Tuesday, January 26, 2021

Moscow Plans for Ships ‘Too Big to Fail’ But That are Very Likely To, Russian Commentators Say

Paul Goble

            Staunton, January 23 – One of the reasons that the Russian navy and Russian shipbuilders keeps planning for larger ships like aircraft carriers is that officers believe that such projects are, to use the American locution, “too big to fail,” in that the Russian government will have no choice but to continue funding them even if costs rise, Vladimir Timokhin says.

            But the Voyenno-Promyshelnny Kuryer commentator says that as a result, Moscow is spending ever more money without seeing these ships or others that could be built if the funds were not going to these money pits, enriching the yards and feeding the egos of officers but not improving Russian security (vpk-news.ru/articles/60437).

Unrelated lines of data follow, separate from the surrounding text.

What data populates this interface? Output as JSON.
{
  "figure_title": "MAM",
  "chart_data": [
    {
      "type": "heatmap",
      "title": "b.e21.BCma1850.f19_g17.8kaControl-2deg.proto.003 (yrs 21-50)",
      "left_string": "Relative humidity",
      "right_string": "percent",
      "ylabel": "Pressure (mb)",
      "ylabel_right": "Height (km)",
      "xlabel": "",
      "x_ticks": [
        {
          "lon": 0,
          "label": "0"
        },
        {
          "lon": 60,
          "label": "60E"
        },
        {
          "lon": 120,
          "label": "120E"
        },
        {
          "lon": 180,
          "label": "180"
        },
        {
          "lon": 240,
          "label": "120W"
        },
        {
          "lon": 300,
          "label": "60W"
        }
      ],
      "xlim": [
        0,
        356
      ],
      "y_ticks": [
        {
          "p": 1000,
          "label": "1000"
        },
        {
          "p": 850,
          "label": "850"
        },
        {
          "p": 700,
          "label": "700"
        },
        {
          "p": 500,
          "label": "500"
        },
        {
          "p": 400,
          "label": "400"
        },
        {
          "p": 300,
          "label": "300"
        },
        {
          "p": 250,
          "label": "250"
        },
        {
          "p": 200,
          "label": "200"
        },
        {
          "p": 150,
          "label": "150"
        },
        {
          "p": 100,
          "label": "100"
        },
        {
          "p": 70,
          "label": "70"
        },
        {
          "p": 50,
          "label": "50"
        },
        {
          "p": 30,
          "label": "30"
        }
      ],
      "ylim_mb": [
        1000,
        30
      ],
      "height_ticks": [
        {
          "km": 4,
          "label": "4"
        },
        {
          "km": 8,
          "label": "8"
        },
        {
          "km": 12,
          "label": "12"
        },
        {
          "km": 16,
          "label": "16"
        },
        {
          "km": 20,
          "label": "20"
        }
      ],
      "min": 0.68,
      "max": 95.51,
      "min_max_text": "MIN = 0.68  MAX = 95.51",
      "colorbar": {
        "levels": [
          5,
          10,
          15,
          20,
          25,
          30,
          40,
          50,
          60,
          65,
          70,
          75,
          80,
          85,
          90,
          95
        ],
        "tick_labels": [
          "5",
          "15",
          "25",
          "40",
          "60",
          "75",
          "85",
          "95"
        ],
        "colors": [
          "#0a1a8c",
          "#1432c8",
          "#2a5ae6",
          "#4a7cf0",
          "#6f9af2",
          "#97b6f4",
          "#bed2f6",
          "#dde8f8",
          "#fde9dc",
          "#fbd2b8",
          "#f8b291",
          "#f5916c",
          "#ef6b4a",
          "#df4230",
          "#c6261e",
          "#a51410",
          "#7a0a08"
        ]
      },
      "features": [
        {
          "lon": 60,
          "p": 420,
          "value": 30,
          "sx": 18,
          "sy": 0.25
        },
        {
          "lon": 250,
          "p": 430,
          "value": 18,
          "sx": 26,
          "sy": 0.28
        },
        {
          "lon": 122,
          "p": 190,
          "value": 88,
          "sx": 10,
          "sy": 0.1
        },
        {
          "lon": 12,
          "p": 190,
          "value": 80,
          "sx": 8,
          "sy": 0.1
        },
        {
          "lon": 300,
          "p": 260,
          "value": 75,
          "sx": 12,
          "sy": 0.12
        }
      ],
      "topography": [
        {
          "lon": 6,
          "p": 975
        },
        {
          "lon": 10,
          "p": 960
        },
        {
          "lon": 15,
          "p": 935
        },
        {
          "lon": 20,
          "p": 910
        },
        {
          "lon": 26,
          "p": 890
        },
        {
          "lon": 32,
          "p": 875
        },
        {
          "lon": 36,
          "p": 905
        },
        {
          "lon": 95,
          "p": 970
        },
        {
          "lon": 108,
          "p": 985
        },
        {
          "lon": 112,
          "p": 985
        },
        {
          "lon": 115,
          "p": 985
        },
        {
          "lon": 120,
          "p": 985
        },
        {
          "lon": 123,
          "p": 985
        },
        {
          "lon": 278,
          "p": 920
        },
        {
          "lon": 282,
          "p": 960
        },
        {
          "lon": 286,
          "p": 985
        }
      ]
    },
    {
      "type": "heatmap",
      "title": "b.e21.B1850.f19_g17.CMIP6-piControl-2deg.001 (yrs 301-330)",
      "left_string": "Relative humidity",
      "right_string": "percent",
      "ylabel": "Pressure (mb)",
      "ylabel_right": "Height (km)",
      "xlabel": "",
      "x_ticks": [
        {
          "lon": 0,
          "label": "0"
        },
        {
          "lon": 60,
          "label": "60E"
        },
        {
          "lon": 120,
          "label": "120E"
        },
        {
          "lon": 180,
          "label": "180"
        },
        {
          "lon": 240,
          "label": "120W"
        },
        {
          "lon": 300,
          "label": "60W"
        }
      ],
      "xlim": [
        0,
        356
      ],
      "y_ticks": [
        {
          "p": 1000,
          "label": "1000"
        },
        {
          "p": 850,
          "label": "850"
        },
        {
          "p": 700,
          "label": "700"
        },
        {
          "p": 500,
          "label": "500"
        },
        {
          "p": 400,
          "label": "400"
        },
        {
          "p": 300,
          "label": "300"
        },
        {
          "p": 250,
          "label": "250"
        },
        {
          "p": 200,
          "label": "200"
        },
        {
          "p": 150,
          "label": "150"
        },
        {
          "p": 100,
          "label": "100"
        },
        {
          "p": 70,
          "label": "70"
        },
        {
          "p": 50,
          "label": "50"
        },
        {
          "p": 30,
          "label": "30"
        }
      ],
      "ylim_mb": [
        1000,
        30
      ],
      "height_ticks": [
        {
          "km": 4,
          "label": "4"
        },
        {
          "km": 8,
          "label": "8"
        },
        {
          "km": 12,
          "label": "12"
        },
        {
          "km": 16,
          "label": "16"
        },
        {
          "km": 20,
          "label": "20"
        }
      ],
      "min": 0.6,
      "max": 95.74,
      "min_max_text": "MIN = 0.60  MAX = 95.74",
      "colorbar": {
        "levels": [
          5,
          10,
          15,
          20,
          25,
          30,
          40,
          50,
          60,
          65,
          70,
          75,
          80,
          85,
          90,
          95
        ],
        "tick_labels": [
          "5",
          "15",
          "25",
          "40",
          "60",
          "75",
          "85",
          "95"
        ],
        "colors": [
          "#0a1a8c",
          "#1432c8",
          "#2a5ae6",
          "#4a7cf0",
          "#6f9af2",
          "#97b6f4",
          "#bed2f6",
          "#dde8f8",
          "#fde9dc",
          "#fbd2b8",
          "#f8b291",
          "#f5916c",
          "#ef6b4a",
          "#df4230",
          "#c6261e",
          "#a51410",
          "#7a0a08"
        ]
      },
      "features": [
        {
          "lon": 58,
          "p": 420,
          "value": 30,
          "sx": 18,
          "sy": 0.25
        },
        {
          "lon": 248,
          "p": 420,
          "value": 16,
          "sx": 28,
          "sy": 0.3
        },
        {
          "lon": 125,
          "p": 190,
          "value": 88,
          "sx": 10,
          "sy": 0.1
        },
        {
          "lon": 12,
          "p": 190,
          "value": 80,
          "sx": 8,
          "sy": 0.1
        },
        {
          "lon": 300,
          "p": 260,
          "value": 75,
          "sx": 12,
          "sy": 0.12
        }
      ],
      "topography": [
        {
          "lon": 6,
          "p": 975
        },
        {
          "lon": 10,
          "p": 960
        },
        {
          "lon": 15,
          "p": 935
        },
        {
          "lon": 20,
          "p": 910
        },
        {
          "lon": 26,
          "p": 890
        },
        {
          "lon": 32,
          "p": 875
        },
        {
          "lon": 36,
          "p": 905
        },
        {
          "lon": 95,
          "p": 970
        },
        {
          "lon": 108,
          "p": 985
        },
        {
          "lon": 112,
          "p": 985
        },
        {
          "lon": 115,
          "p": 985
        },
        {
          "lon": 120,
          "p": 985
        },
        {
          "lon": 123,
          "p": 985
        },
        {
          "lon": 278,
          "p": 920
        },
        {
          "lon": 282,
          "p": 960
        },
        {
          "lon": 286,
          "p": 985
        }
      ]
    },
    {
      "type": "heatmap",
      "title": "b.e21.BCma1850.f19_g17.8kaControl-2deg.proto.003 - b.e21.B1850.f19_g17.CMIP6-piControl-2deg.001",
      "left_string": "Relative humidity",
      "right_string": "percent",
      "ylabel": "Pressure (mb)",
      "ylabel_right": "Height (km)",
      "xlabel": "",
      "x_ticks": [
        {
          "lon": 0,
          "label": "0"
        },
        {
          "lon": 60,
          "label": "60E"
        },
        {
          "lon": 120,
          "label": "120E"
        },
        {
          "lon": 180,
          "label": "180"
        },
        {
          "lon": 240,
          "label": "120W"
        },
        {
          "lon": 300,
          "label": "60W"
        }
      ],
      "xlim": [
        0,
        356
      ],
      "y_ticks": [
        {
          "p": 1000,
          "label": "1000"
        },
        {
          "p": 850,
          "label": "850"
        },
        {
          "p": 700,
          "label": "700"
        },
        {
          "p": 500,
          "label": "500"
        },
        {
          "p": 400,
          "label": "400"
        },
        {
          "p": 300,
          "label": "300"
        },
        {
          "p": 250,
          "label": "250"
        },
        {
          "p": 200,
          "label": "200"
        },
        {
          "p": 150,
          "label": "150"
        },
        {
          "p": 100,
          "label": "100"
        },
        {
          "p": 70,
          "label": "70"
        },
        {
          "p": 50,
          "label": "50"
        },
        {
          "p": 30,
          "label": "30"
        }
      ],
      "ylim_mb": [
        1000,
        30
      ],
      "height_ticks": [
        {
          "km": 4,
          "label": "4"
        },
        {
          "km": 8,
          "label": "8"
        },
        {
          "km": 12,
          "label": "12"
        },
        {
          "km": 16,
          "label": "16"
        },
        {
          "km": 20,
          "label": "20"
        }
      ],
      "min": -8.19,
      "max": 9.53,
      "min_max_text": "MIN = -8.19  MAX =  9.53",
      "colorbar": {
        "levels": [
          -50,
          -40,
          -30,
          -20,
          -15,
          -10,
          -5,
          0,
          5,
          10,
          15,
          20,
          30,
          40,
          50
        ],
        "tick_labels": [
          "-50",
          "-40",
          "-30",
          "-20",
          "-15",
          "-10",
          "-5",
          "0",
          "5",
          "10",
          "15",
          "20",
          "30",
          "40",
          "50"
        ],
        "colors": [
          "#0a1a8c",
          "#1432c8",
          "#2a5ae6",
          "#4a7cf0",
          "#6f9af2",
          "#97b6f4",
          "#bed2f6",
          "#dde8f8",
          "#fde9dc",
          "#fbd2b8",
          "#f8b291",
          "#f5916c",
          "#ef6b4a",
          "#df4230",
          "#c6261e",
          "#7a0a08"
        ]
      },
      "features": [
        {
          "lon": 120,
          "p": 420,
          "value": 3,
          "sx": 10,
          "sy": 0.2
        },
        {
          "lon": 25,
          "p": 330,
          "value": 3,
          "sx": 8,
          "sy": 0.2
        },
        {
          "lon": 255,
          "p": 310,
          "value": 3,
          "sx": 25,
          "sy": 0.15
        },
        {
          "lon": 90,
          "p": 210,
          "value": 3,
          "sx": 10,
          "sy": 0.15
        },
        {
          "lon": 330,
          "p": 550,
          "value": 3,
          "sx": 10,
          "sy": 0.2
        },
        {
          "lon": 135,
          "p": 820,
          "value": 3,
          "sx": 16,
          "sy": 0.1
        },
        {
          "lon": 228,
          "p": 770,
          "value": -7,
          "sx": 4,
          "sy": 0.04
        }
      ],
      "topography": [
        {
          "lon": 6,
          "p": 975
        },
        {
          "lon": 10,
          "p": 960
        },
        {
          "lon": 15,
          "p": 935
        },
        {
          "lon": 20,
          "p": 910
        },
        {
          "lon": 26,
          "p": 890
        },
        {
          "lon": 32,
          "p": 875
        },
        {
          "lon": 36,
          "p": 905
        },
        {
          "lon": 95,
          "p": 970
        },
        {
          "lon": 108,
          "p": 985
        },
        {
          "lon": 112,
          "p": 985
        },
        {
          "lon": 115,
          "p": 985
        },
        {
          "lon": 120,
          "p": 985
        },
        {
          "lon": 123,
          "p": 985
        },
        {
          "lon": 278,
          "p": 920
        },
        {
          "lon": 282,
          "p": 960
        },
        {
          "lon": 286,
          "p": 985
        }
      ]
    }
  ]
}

            And Vladimir Tuchkov, a Svobodnaya pressa writer, adds that the ships that Moscow currently has on the drawing boards are so expensive that they will bust the budget entirely or force the Russian government to take money from everywhere else including the population to have a chance to fund (svpressa.ru/war21/article/287723/).

            Even then, there is little guarantee that these super ships like other super weapons some Russian politicians like to talk about will ever be built or, if they are, that they will provide Russia with the security that their backers continue to claim. Because of lengthy construction times, they may be lag behind leading countries by the time they hit the water.

            In two new articles, the two provide evidence to back up their claims, focusing both on the yawning gap between plans and execution and its sources in the greed of Russian shipyards and the ambitions of Russian naval personnel. And they suggest that while talk of the new ships may make for good propaganda, the ships themselves may never appear.

            Tuchkov, for instance, says that the number of potential bottlenecks, practical and financial, “cast doubt on their practical realization and increase the risks that the construction of [these vessels] will either be useless or unsuitable for carrying out the tasks they were designed to do.”

                Because these projects have already eaten up so much money, he continues, they are “as the Americans say, ‘too big to fail.’ That is, failure is already impermissible for political reasons. But it is very probable.”  They will be at best a public relations exercise and at worst a monument to massive waste and corruption.